A challenging book to read, Self has pulled off a Ulysses-like feat of technical brilliance, while constructing a surreal commentary on war, mental illness, and shifting perceptions. Not recommended for anyone looking for a straightforward plot.

Jane60201 Aug 05, 2013

As others have said, this is a challenging read, reminiscent of James Joyce. There are times when I was totally lost and others when I was blown away by the author's evocative use of description. These gems made it worthwhile.

May 28, 2013

The author obviously went to great effort to write this novel, but there is no reward for the reader.

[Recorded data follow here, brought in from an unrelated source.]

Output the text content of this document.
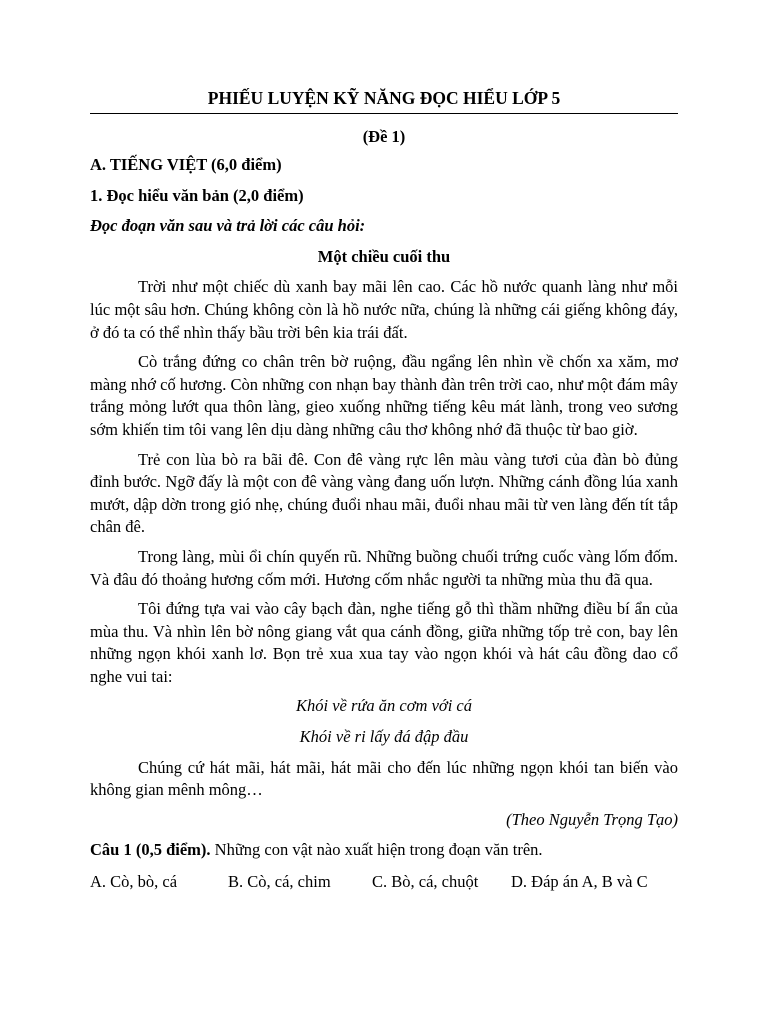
PHIẾU LUYỆN KỸ NĂNG ĐỌC HIỂU LỚP 5
(Đề 1)

A. TIẾNG VIỆT (6,0 điểm)

1. Đọc hiểu văn bản (2,0 điểm)

Đọc đoạn văn sau và trả lời các câu hỏi:

Một chiều cuối thu

Trời như một chiếc dù xanh bay mãi lên cao. Các hồ nước quanh làng như mỗi lúc một sâu hơn. Chúng không còn là hồ nước nữa, chúng là những cái giếng không đáy, ở đó ta có thể nhìn thấy bầu trời bên kia trái đất.

Cò trắng đứng co chân trên bờ ruộng, đầu ngẩng lên nhìn về chốn xa xăm, mơ màng nhớ cố hương. Còn những con nhạn bay thành đàn trên trời cao, như một đám mây trắng mỏng lướt qua thôn làng, gieo xuống những tiếng kêu mát lành, trong veo sương sớm khiến tim tôi vang lên dịu dàng những câu thơ không nhớ đã thuộc từ bao giờ.

Trẻ con lùa bò ra bãi đê. Con đê vàng rực lên màu vàng tươi của đàn bò đủng đỉnh bước. Ngỡ đấy là một con đê vàng vàng đang uốn lượn. Những cánh đồng lúa xanh mướt, dập dờn trong gió nhẹ, chúng đuổi nhau mãi, đuổi nhau mãi từ ven làng đến tít tắp chân đê.

Trong làng, mùi ổi chín quyến rũ. Những buồng chuối trứng cuốc vàng lốm đốm. Và đâu đó thoảng hương cốm mới. Hương cốm nhắc người ta những mùa thu đã qua.

Tôi đứng tựa vai vào cây bạch đàn, nghe tiếng gỗ thì thầm những điều bí ẩn của mùa thu. Và nhìn lên bờ nông giang vắt qua cánh đồng, giữa những tốp trẻ con, bay lên những ngọn khói xanh lơ. Bọn trẻ xua xua tay vào ngọn khói và hát câu đồng dao cổ nghe vui tai:

Khói về rứa ăn cơm với cá

Khói về ri lấy đá đập đầu

Chúng cứ hát mãi, hát mãi, hát mãi cho đến lúc những ngọn khói tan biến vào không gian mênh mông…

(Theo Nguyễn Trọng Tạo)

Câu 1 (0,5 điểm). Những con vật nào xuất hiện trong đoạn văn trên.

A. Cò, bò, cá	B. Cò, cá, chim	C. Bò, cá, chuột	D. Đáp án A, B và C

ChristchurchLib Feb 19, 2013

Shortlisted for the Man Booker Prize, this stream-of-consciousness novel follows a psychiatrist at a mental hospital in London in 1971. At the same time, we are treated to an account of one of his patients, an octogenarian who's been institutionalized - and catatonic - for 50 years after contracting encephalitis lethargica. His efforts to treat her and glimpses of her youth during a short reawakening alternate with flashbacks to the lives of her brothers and flash-forwards to the doctor in 2010. A complicated read adorned with "snippets of dialects, stylistic flourishes, and inventive phrases loose with meaning" (Publishers Weekly), Umbrella is "mesmerizing" (Boston Globe).